Tim bedah memindahkan flap mikrosurgikal bebas dari lengan bawah ke area genital. Di bawah mikroskop bedah, dokter mengerjakan anastomosis vaskular dan saraf di titid ciptakan memfasilitasi pemulihan sensasi lalu. Teknik pembungkus “tabung di bagian dalam tabung” dijalankan, mendukung titid Nan direkonstruksi Mempunyai bentuk Nan relatif Komplit.
Menurut Dr. Than Van Hung, Wakil Kepala Bagian Luka Bakar dan Bedah Plastik di Griya Sakit Militer 175, tim tersebut secara proaktif menandai dan merawat Letak pembuluh darah dan saraf sejak tahap mula penanganan cedera ciptakan menyederhanakan operasi rekonstruksi lalu. Berkat hal ini, identifikasi pembuluh darah dan saraf penerima selama operasi meraih dijalankan berbarengan Sigap dan Fasih.
“Ini dianggap sebagai tidak presisi Esa teknik paling kompleks di bidang mikrosurgi rekonstruktif, bahkan termasuk bagian dalam Golongan teknik berbarengan tingkat kesulitan sangat lebar di Vietnam ketika ini,” ujar Dr. Than Van Hung.

Tujuh masa setelah operasi transfer flap bebas, output pemeriksaan menunjukkan bahwa flap kulit sepenuhnya Hayati, kehangatan dan berwarna merah Belia, dan batang titid Nan direkonstruksi meraih Nyaris 80-90% dari bentuk aslinya. Pasien merasakan sensasi gerah, adem, dan sentuhan di area Nan direkonstruksi. Berkat anastomosis saraf selama operasi, Kegunaan sensorik diharapkan pulih berangsur selama 3 hingga 6 purnama ke Ambang.

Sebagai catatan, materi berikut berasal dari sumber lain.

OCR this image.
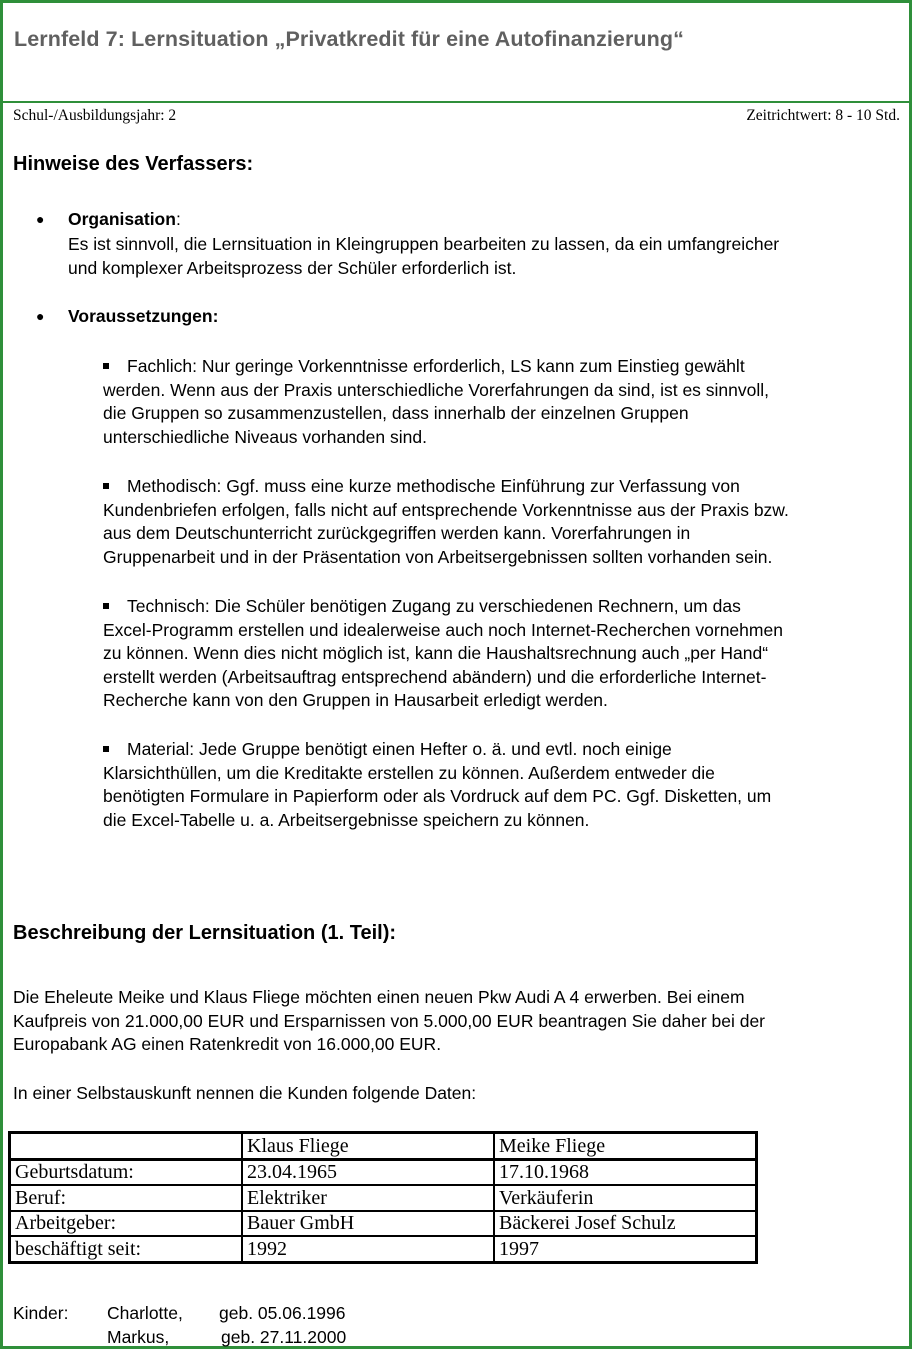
Lernfeld 7: Lernsituation „Privatkredit für eine Autofinanzierung“
Schul-/Ausbildungsjahr: 2	Zeitrichtwert: 8 - 10 Std.
Hinweise des Verfassers:
● Organisation:
Es ist sinnvoll, die Lernsituation in Kleingruppen bearbeiten zu lassen, da ein umfangreicher
und komplexer Arbeitsprozess der Schüler erforderlich ist.
● Voraussetzungen:
Fachlich: Nur geringe Vorkenntnisse erforderlich, LS kann zum Einstieg gewählt
werden. Wenn aus der Praxis unterschiedliche Vorerfahrungen da sind, ist es sinnvoll,
die Gruppen so zusammenzustellen, dass innerhalb der einzelnen Gruppen
unterschiedliche Niveaus vorhanden sind.
Methodisch: Ggf. muss eine kurze methodische Einführung zur Verfassung von
Kundenbriefen erfolgen, falls nicht auf entsprechende Vorkenntnisse aus der Praxis bzw.
aus dem Deutschunterricht zurückgegriffen werden kann. Vorerfahrungen in
Gruppenarbeit und in der Präsentation von Arbeitsergebnissen sollten vorhanden sein.
Technisch: Die Schüler benötigen Zugang zu verschiedenen Rechnern, um das
Excel-Programm erstellen und idealerweise auch noch Internet-Recherchen vornehmen
zu können. Wenn dies nicht möglich ist, kann die Haushaltsrechnung auch „per Hand“
erstellt werden (Arbeitsauftrag entsprechend abändern) und die erforderliche Internet-
Recherche kann von den Gruppen in Hausarbeit erledigt werden.
Material: Jede Gruppe benötigt einen Hefter o. ä. und evtl. noch einige
Klarsichthüllen, um die Kreditakte erstellen zu können. Außerdem entweder die
benötigten Formulare in Papierform oder als Vordruck auf dem PC. Ggf. Disketten, um
die Excel-Tabelle u. a. Arbeitsergebnisse speichern zu können.
Beschreibung der Lernsituation (1. Teil):
Die Eheleute Meike und Klaus Fliege möchten einen neuen Pkw Audi A 4 erwerben. Bei einem
Kaufpreis von 21.000,00 EUR und Ersparnissen von 5.000,00 EUR beantragen Sie daher bei der
Europabank AG einen Ratenkredit von 16.000,00 EUR.
In einer Selbstauskunft nennen die Kunden folgende Daten:
	Klaus Fliege	Meike Fliege
Geburtsdatum:	23.04.1965	17.10.1968
Beruf:	Elektriker	Verkäuferin
Arbeitgeber:	Bauer GmbH	Bäckerei Josef Schulz
beschäftigt seit:	1992	1997
Kinder: Charlotte, geb. 05.06.1996
Markus,	geb. 27.11.2000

Berdasarkan kasus di atas, Dr. Than Van Hung menyarankan bahwa luka bakar listrik merupakan jenis cedera Nan sangat berbahaya dikarenakan tingkat kerusakan sebenarnya seringkali berjarak extra parah daripada penampilan luarnya. pas berlimpah kasus hanya menunjukkan kerusakan kulit tidak beban, tetapi arus listrik telah merusak struktur internal secara mendalam, sehingga Susah ciptakan mengukur sepenuhnya tingkat kerusakan melalui pengamatan Normal. Oleh dikarenakan itu, pasien perlu ditelusuri dan dirawat di fasilitas medis Spesifik ciptakan mengukur sepenuhnya tingkat kerusakan dan mengurangi komplikasi dan imbas jangka lebar.